Are there any types of agreements where entering into a ‘smart contract’ would not be enforceable?

Contracts that would be considered void under the governing law of the smart contract (e.g., for illegality or being against public policy) would not be enforceable. Contracts that would be voidable (e.g., for fraud) could be enforced if the innocent party chooses not to void the contract.

  • Ms Lisa Farrah Ho, Mr Mark Jacobsen and Mr Nizam Ismail

If a Smart Contract is executed on a Blockchain – in which jurisdiction will it be governed?

The question of which jurisdiction’s laws apply to a smart contract that has touchpoints with multiple jurisdictions (e.g., because the contracting parties are from different countries) can be resolved by specifying the governing law of the smart contract.

Please note that contracts, including smart contracts, cannot exist in multiple jurisdictions. In other words, a contract may have only one governing law.

  • Ms Lisa Farrah Ho, Mr Mark Jacobsen and Mr Nizam Ismail

How is Smart Contract beneficial?

Following is a small comparative of Smart Contracts vs Traditional Contracts

Comparative of Smart Contracts vs Traditional Contracts

[image courtsey: http://www.pwc.com/us/en/technology-forecast/2016/blockchain/sca-process-performance-tradition-contracts-table.png]

Part D – Applicability from a Singapore perspective

Does Singapore regulate Electronic Contracts?

In Singapore, the Electronic Transactions Act (ETA) govern electronic signatures and electronic contracts.

Singapore has been one of the first countries in the world to enact a law that governs electronic contracts and digital signatures, and has been the first to implement the United Nations Convention on the Use of Electronic Communications in International Contracts, adopted by the General Assembly of the United Nations on 23rd November 2005 (the UN Convention).

Section 11 of the ETA explicitly states that contracts can be entered into electronically.
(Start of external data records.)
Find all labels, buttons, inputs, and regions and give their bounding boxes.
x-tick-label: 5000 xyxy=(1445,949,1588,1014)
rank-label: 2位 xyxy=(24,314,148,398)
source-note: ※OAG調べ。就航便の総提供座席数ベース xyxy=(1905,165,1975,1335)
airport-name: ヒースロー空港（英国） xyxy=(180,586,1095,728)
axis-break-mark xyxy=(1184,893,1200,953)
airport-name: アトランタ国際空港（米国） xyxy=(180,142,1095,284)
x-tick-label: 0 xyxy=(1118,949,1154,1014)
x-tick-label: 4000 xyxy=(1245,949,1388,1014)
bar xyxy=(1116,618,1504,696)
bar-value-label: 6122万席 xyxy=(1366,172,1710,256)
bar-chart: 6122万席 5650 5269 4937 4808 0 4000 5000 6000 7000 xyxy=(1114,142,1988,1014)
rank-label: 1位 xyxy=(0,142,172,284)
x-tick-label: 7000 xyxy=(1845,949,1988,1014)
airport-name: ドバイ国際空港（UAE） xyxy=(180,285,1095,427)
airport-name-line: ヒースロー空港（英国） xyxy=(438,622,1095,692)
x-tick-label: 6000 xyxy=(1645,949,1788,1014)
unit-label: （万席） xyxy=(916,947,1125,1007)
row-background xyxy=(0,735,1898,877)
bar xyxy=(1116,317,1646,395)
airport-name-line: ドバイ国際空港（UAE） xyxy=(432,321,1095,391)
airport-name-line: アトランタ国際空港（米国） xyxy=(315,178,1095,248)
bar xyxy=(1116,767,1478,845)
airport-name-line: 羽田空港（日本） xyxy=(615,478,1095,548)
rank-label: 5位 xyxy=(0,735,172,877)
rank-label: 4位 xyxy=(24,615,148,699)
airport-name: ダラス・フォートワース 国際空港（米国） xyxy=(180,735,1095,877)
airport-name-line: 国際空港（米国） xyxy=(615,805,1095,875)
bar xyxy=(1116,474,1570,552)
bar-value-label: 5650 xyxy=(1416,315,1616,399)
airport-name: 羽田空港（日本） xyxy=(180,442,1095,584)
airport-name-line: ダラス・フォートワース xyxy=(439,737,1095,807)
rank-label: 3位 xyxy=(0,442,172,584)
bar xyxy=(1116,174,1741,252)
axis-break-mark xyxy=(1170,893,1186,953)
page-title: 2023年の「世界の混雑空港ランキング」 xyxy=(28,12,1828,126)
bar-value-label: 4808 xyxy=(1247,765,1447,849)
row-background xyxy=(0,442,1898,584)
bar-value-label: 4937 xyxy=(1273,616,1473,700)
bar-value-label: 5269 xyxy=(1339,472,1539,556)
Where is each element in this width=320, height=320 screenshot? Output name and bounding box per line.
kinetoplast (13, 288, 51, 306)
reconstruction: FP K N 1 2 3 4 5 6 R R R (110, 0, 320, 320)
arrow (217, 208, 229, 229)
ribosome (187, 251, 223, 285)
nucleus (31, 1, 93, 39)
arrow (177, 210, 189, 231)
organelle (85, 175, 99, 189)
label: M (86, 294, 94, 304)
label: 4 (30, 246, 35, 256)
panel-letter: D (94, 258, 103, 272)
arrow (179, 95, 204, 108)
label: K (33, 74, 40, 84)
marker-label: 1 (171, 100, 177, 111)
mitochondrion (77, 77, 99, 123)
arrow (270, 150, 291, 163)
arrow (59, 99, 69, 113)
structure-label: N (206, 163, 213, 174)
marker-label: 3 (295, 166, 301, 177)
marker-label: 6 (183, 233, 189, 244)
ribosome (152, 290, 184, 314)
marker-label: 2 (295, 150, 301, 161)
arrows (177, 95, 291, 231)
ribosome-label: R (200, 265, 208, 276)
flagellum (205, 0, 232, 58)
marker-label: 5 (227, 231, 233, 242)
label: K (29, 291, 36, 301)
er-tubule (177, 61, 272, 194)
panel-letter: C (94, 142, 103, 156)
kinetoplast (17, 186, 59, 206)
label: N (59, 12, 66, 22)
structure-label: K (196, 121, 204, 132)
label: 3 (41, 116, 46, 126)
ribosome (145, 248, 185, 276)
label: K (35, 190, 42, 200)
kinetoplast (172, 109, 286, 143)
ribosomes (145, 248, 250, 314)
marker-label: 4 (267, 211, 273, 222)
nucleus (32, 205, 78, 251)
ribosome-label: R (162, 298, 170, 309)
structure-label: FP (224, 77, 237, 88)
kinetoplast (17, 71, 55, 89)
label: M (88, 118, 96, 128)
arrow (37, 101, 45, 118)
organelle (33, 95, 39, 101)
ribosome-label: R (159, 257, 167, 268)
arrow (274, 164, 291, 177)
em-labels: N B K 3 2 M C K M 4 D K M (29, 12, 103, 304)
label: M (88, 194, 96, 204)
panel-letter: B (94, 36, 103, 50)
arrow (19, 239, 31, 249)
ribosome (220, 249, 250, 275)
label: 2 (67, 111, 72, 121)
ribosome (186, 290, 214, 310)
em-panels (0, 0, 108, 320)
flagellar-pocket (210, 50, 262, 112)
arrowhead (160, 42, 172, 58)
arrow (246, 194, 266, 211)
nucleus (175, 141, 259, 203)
This provision states that all electronic contracts are legally valid and enforceable by law in Singapore. The Contract Law in Singapore outlines the general rules for the formation of a contract such as an offer and acceptance of a contract, intention to create a legal and binding relation between the parties, etc. These rules are also applicable to e-contracts.

Are there any types of contracts in Singapore which should NOT be executed in the form of a Smart Contract?

Yes, transactions such as the creation and execution of a will, negotiable instruments, power of attorney, real estate transactions, and a couple of more transactions are out of the purview of the ETA and hence, such transactions should not be executed through a Smart Contract.

So would the Singapore Court respect electronic contracts?

Yes, in fact, the Evidence Act was also amended in 1997 to allow the use of electronic records as evidence in the courts.

Does the Singapore regulation recognise digital signature?

Yes, the ETA recognises the use of electronic and digital signatures.

An electronic signature is an acknowledgement provided in an electronic format that a business can use to demonstrate acceptance by a party and that can electronically be used to authenticate the party involved.

The ETA defines and recognises digital signature as: an electronic signature consisting of a transformation of an electronic record using an asymmetric cryptosystem and a hash function such that a person having the initial untransformed electronic record and the signer’s public key can accurately determine:

  • whether the transformation was created using the private key that corresponds to the signer’s public key; and
  • whether the initial electronic record has been altered since the transformation was made.


Attores Pte Ltd (‘the Company’) is a Singapore based private limited company which renders Smart Contract as a Service.  Advice, graphics, images and information contained above is presented for general educational and information purposes only and is a representation of the Company’s opinion. The Company has not sought any legal counsel’s opinion on the above.  It is not intended to be a legal or other expert advice or services, and should not be used in place of consultation with appropriate professionals. The information contained in this article should not be considered exhaustive and the user should seek the advice of appropriate professionals.